Although the Hosty decision did not apply directly to Green River, which is not in the 7th Circuit’s jurisdiction, Schraum said it gives credence to a frightening argument against student free expression in colleges and universities around the country. But when Schraum approached Washington state Rep. Dave Upthegrove, D-SeaTac, he said he wanted to look out for high school students as well.
“When I met with Upthegrove, I said, ‘Really I think the people who need [the legislation] more than anybody are high school reporters,’” Schraum said. “He said, ‘Let’s throw everyone into this bill, make it comprehensive.’

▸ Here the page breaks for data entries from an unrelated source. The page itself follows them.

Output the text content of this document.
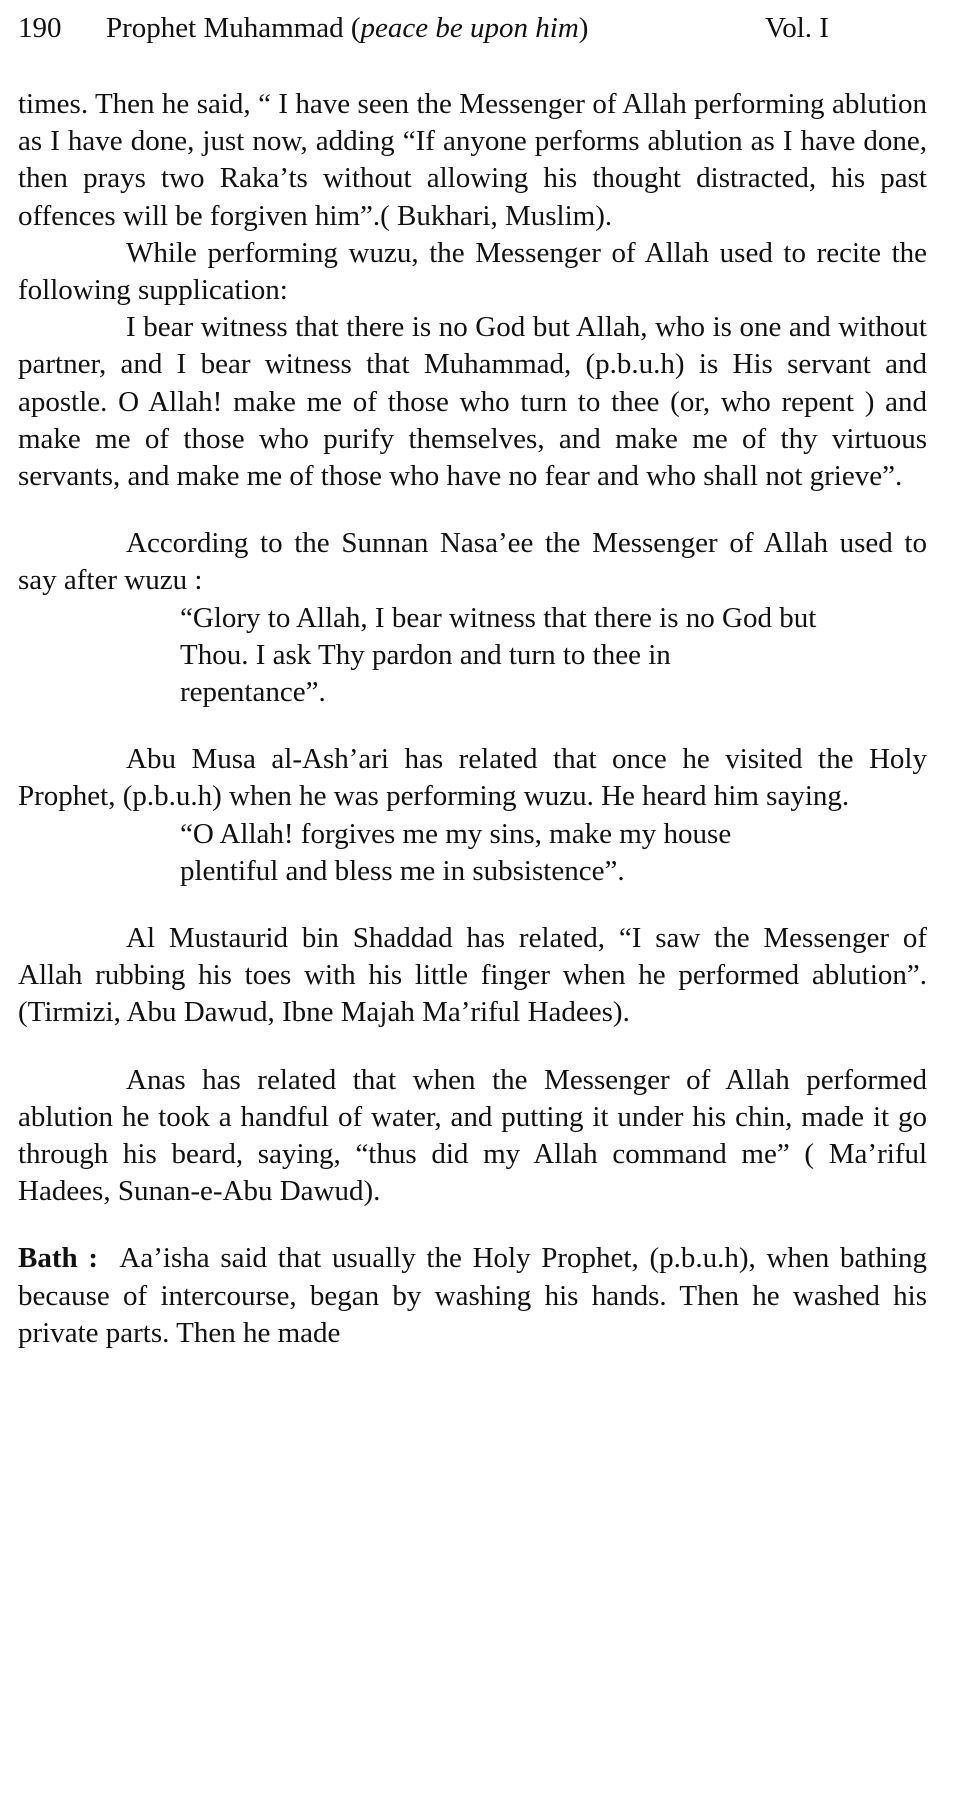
190 Prophet Muhammad (peace be upon him)	Vol. I

times. Then he said, “ I have seen the Messenger of Allah performing ablution as I have done, just now, adding “If anyone performs ablution as I have done, then prays two Raka’ts without allowing his thought distracted, his past offences will be forgiven him”.( Bukhari, Muslim).

While performing wuzu, the Messenger of Allah used to recite the following supplication:

I bear witness that there is no God but Allah, who is one and without partner, and I bear witness that Muhammad, (p.b.u.h) is His servant and apostle. O Allah! make me of those who turn to thee (or, who repent ) and make me of those who purify themselves, and make me of thy virtuous servants, and make me of those who have no fear and who shall not grieve”.

According to the Sunnan Nasa’ee the Messenger of Allah used to say after wuzu :

“Glory to Allah, I bear witness that there is no God but Thou. I ask Thy pardon and turn to thee in repentance”.

Abu Musa al-Ash’ari has related that once he visited the Holy Prophet, (p.b.u.h) when he was performing wuzu. He heard him saying.

“O Allah! forgives me my sins, make my house plentiful and bless me in subsistence”.

Al Mustaurid bin Shaddad has related, “I saw the Messenger of Allah rubbing his toes with his little finger when he performed ablution”. (Tirmizi, Abu Dawud, Ibne Majah Ma’riful Hadees).

Anas has related that when the Messenger of Allah performed ablution he took a handful of water, and putting it under his chin, made it go through his beard, saying, “thus did my Allah command me” ( Ma’riful Hadees, Sunan-e-Abu Dawud).

Bath : Aa’isha said that usually the Holy Prophet, (p.b.u.h), when bathing because of intercourse, began by washing his hands. Then he washed his private parts. Then he made
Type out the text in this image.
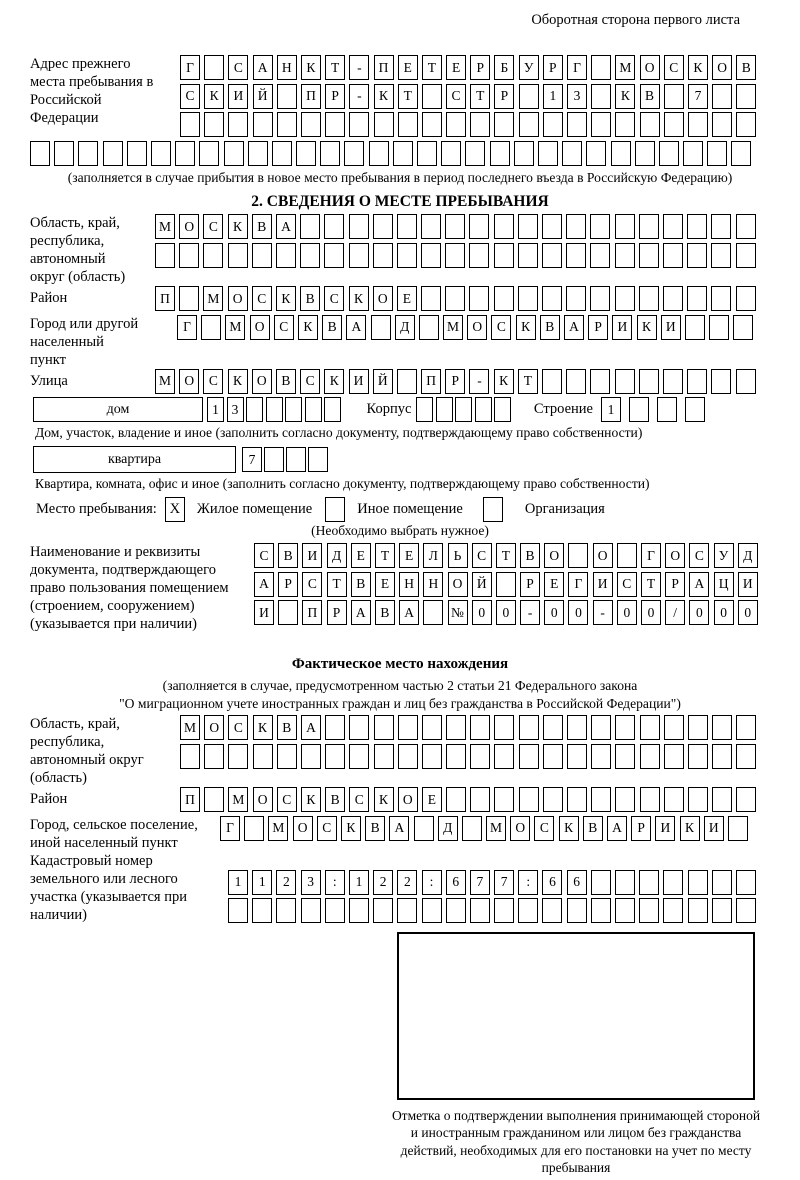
Оборотная сторона первого листа
Адрес прежнего места пребывания в Российской Федерации
Г	С	А	Н	К	Т	-	П	Е	Т	Е	Р	Б	У	Р	Г	М О	С	К	О	В
С	К	И	Й	П	Р	-	К	Т	С	Т	Р	1	3	К	В	7
(заполняется в случае прибытия в новое место пребывания в период последнего въезда в Российскую Федерацию)
2. СВЕДЕНИЯ О МЕСТЕ ПРЕБЫВАНИЯ
Область, край, республика, автономный округ (область)
М О	С	К	В	А
Район	П	М О	С	К	В	С	К	О	Е
Город или другой населенный пункт
Г	М О	С	К	В	А	Д	М О	С	К	В	А	Р	И	К	И
Улица	М О	С	К	О	В	С	К	И	Й	П	Р	-	К	Т
дом	1 3	Корпус	Строение	1
Дом, участок, владение и иное (заполнить согласно документу, подтверждающему право собственности)
квартира	7
Квартира, комната, офис и иное (заполнить согласно документу, подтверждающему право собственности)
Место пребывания: X	Жилое помещение	Иное помещение	Организация
(Необходимо выбрать нужное)
Наименование и реквизиты документа, подтверждающего право пользования помещением (строением, сооружением) (указывается при наличии)
С	В	И	Д	Е	Т	Е	Л	Ь	С	Т	В	О	О	Г	О	С	У	Д
А	Р	С	Т	В	Е	Н	Н	О	Й	Р	Е	Г	И	С	Т	Р	А	Ц	И
И	П	Р	А	В	А	№	0	0	-	0	0	-	0	0	/	0	0	0
Фактическое место нахождения
(заполняется в случае, предусмотренном частью 2 статьи 21 Федерального закона
"О миграционном учете иностранных граждан и лиц без гражданства в Российской Федерации")
Область, край, республика, автономный округ (область)
М О	С	К	В	А
Район	П	М О	С	К	В	С	К	О	Е
Город, сельское поселение, иной населенный пункт
Г	М О	С	К	В	А	Д	М О	С	К	В	А	Р	И	К	И
Кадастровый номер земельного или лесного участка (указывается при наличии)
1	1	2	3	:	1	2	2	:	6	7	7	:	6	6
Отметка о подтверждении выполнения принимающей стороной и иностранным гражданином или лицом без гражданства действий, необходимых для его постановки на учет по месту пребывания
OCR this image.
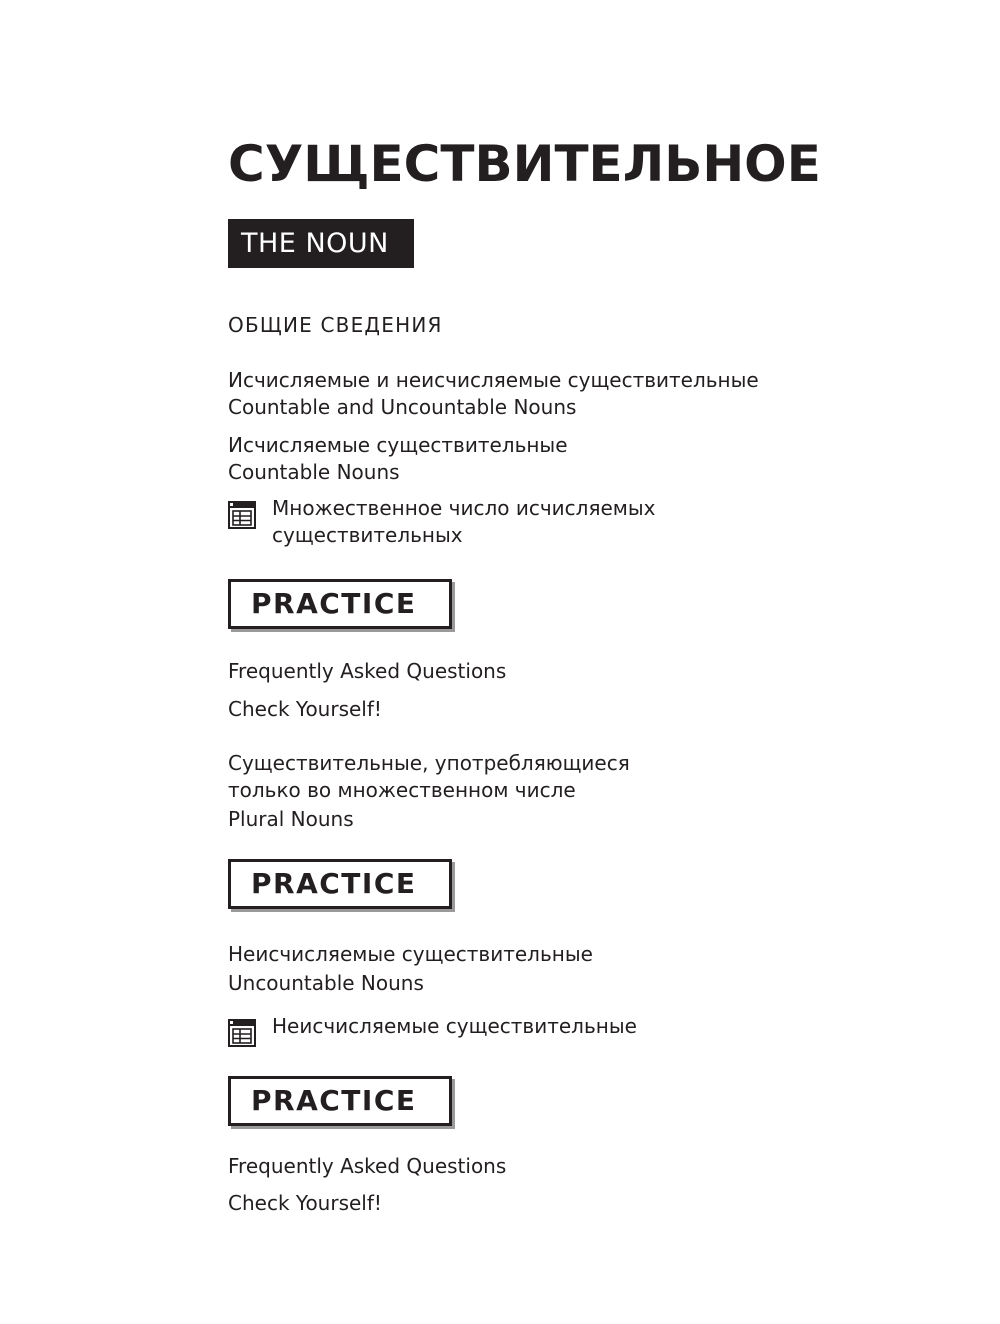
СУЩЕСТВИТЕЛЬНОЕ
THE NOUN
ОБЩИЕ СВЕДЕНИЯ
Исчисляемые и неисчисляемые существительные
Countable and Uncountable Nouns
Исчисляемые существительные
Countable Nouns
Множественное число исчисляемых
существительных
PRACTICE
Frequently Asked Questions
Check Yourself!
Существительные, употребляющиеся
только во множественном числе
Plural Nouns
PRACTICE
Неисчисляемые существительные
Uncountable Nouns
Неисчисляемые существительные
PRACTICE
Frequently Asked Questions
Check Yourself!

“I think we got everybody covered.”
In addition to protecting college journalists from the ill effects of Hosty, a preliminary version of the Washington bill would go much further than the state’s current administrative code, which only reiterates that students have First Amendment rights.
The preliminary bill would explicitly prohibit high school administrators from engaging in prior review or prior restraint of a student newspaper except under the limitations of Tinker. The bill also has a clause protecting high school journalism advisers.
“No journalism adviser will be terminated, transferred, removed or otherwise disciplined for refusing to suppress the protected free expression rights of student journalists,” the preliminary bill states.
Upthegrove said he hopes to introduce the bill in its current form in January, and said he will be meeting with a number of interested parties over the next few months to seek their feedback, suggestions and “hopefully support.”
“We’ll need to be cognizant of the political realities,” Upthegrove said. “If there are groups that are strongly opposed [to the bill] then we’ll have to make a political decision of how much to change. I hope it is identical. I’m comfortable with it as drafted.”
He said he was drawn to student free-expression legislation because, at age 35, he said he feels promoting the political empowerment of young people is a “niche interest” of his.
And while he acknowledged that many states have tried to pass such legislation to no avail, Upthegrove said freedom of the press is fundamental to democracy and thus such legislation is worth pursuing.
“I’m optimistic about the prospects, and I plan to work hard to build a coalition of supporters before the legislative session,” Upthegrove said. “We’ll find out in January for sure.”